Judge Reggie B. Walton, a federal district court judge in Washington, said that he could not reconcile Barr’s public comments in April 2019 about the report with the actual findings that former special counsel Robert Mueller outlined.
“The inconsistencies between Attorney General Barr’s statements, made at a time when the public did not have access to the redacted version of the Mueller Report to assess the veracity of his statements, and portions of the redacted version of the Mueller Report that conflict with those statements cause the Court to seriously question whether Attorney General Barr made a calculated attempt to influence public discourse about the Mueller Report in favor of President Trump despite certain findings in the redacted version of the Mueller Report to the contrary,” Walton wrote in his decision.

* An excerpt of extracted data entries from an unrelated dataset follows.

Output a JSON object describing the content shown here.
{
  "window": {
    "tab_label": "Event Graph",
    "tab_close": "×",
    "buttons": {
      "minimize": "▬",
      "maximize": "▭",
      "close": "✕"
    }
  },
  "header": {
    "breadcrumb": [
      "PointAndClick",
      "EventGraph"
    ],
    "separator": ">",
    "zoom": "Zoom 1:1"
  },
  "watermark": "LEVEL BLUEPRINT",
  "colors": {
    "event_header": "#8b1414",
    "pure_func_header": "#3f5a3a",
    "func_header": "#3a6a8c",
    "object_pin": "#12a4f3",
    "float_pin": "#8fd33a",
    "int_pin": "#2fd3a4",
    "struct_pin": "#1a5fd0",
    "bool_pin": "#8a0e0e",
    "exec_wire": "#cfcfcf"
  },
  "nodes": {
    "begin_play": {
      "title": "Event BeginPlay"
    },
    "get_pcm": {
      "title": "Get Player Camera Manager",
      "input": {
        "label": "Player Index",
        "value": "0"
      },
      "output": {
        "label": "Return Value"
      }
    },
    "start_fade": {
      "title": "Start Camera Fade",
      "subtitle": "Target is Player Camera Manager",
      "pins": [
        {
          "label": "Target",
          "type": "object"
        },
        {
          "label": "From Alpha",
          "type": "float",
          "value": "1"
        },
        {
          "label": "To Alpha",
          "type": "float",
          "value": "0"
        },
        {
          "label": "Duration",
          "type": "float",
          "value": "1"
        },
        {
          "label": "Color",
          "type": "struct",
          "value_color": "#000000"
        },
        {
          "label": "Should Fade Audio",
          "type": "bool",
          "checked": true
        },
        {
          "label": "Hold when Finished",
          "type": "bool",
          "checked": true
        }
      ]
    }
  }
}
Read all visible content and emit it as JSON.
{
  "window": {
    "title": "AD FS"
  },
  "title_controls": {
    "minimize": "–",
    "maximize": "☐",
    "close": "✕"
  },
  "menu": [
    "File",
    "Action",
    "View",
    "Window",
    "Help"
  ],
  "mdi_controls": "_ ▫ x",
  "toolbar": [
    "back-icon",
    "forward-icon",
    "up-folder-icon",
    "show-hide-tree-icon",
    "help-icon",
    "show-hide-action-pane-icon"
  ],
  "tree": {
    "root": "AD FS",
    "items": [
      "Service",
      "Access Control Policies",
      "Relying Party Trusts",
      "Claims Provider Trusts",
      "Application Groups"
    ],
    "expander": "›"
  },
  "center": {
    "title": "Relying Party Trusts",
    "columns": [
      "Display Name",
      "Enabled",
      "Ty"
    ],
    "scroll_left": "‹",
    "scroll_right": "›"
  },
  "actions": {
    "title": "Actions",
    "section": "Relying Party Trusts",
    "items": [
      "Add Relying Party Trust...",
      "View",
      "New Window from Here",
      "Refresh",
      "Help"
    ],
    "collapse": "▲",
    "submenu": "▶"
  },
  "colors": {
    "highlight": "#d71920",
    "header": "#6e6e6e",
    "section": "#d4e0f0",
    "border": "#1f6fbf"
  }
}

“These circumstances generally, and Attorney General Barr’s lack of candor specifically, call into question Attorney General Barr’s credibility” as well as the DOJ’s arguments in a Freedom of Information Act (FOIA) lawsuit, Walton added.
A DOJ spokeswoman did not respond when asked for comment.
The judge, who was appointed to the court by former President George W. Bush, said he would review the full report to determine whether the redactions made by the DOJ are subject to a FOIA request. The unredacted version will not be released to the public in the meantime.
After Mueller submitted his long-awaited report on his investigation into Russian interference in the 2016 election, the DOJ waited nearly a month before releasing to the public a redacted version in April. During that time, Barr summarized the findings publicly as clearing Trump of any wrongdoing and concluding that neither he nor his campaign had colluded with Russia for assistance during the presidential race.
Mueller criticized Barr’s framing of his report, writing in a letter to the DOJ last year that it “did not fully capture the context, nature, and substance of this Office’s work and conclusions.”
The report said that while the investigation had not been able to establish proof that the campaign had conspired with Russia, it found “multiple links between Trump campaign officials and individuals tied to the Russian government.”
Walton is presiding over a pair of consolidated FOIA lawsuits brought by Buzzfeed journalist Jason Leopold and the nonprofit Electronic Privacy Information Center.
The judge said that Barr’s public statements about the report has caused him to doubt the DOJ’s arguments that the redactions should remain in place.
“The Court has grave concerns about the objectivity of the process that preceded the public release of the redacted version of the Mueller Report and its impacts on the Department’s subsequent justifications that its redactions of the Mueller Report are authorized by the FOIA,” Walton wrote.
He ordered the DOJ to hand over the unredacted report by March 30.